A physician testifies that he was present on the 21st day of July, 1873, when the soldier died; that he examined the body after death, and to the best of his knowledge such death was caused partially by epilepsy, and that the epilepsy was the result of "wounds about the face and head received during his service during the war."

Another physician testifies that the soldier applied to him for treatment in 1868, and that his disability was the development of confirmed epilepsy, and he expresses the opinion that this was due to a wound from a buckshot.
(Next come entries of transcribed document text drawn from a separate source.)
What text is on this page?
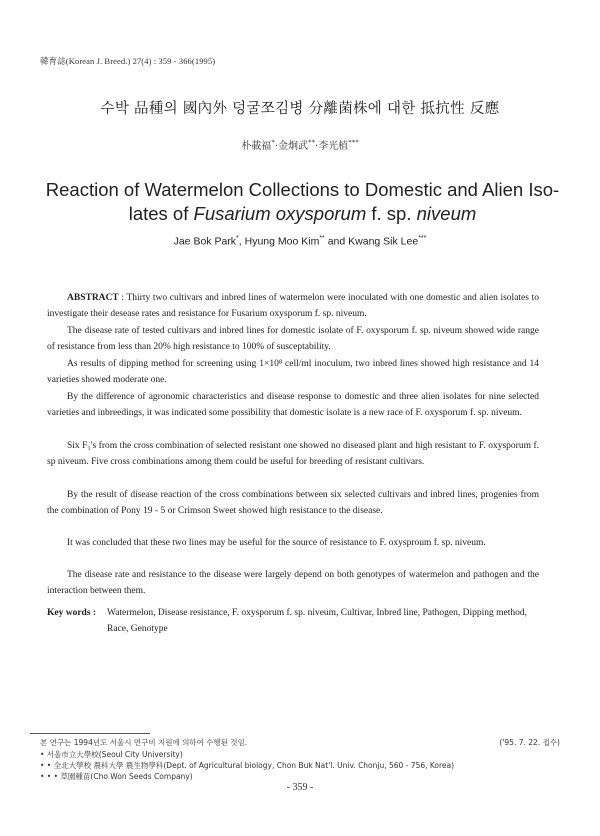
韓育誌(Korean J. Breed.) 27(4) : 359 - 366(1995)
수박 品種의 國內外 덩굴쪼김병 分離菌株에 대한 抵抗性 反應
朴載福*·金炯武**·李光植***
Reaction of Watermelon Collections to Domestic and Alien Iso-
lates of Fusarium oxysporum f. sp. niveum
Jae Bok Park*, Hyung Moo Kim** and Kwang Sik Lee***

ABSTRACT : Thirty two cultivars and inbred lines of watermelon were inoculated with one domestic and alien isolates to investigate their desease rates and resistance for Fusarium oxysporum f. sp. niveum.

The disease rate of tested cultivars and inbred lines for domestic isolate of F. oxysporum f. sp. niveum showed wide range of resistance from less than 20% high resistance to 100% of susceptability.

As results of dipping method for screening using 1×10⁸ cell/ml inoculum, two inbred lines showed high resistance and 14 varieties showed moderate one.

By the difference of agronomic characteristics and disease response to domestic and three alien isolates for nine selected varieties and inbreedings, it was indicated some possibility that domestic isolate is a new race of F. oxysporum f. sp. niveum.

Six F₁'s from the cross combination of selected resistant one showed no diseased plant and high resistant to F. oxysporum f. sp niveum. Five cross combinations among them could be useful for breeding of resistant cultivars.

By the result of disease reaction of the cross combinations between six selected cultivars and inbred lines, progenies from the combination of Pony 19 - 5 or Crimson Sweet showed high resistance to the disease.

It was concluded that these two lines may be useful for the source of resistance to F. oxysproum f. sp. niveum.

The disease rate and resistance to the disease were largely depend on both genotypes of watermelon and pathogen and the interaction between them.

Key words : Watermelon, Disease resistance, F. oxysporum f. sp. niveum, Cultivar, Inbred line, Pathogen, Dipping method, Race, Genotype
본 연구는 1994년도 서울시 연구비 지원에 의하여 수행된 것임.	('95. 7. 22. 접수)
• 서울市立大學校(Seoul City University)
• • 全北大學校 農科大學 農生物學科(Dept. of Agricultural biology, Chon Buk Nat'l. Univ. Chonju, 560 - 756, Korea)
• • • 草園種苗(Cho Won Seeds Company)
- 359 -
This physician, while not giving epilepsy as the cause of death, says that "had he lived to die a natural death he certainly would have died an insane epileptic."

The report speaks of his death by "an accidental shot."

The truth appears to be that he was killed by a pistol shot in an altercation with another man.

Unless it shall be assumed that the epilepsy was caused by the buckshot wound spoken of, and unless a pension should be allowed because, if the soldier had not been killed in an altercation, he might have soon died from such epilepsy, this bill is entirely devoid of merit.

Surely no one will seriously propose that a claim for pension should rest upon a conjecture as to what would have caused death if it had not occurred in an entirely different way.

The testimony of the physician who testified in this case that death was caused partially by epilepsy suggests the extreme recklessness which may characterize medical testimony in applications for pension.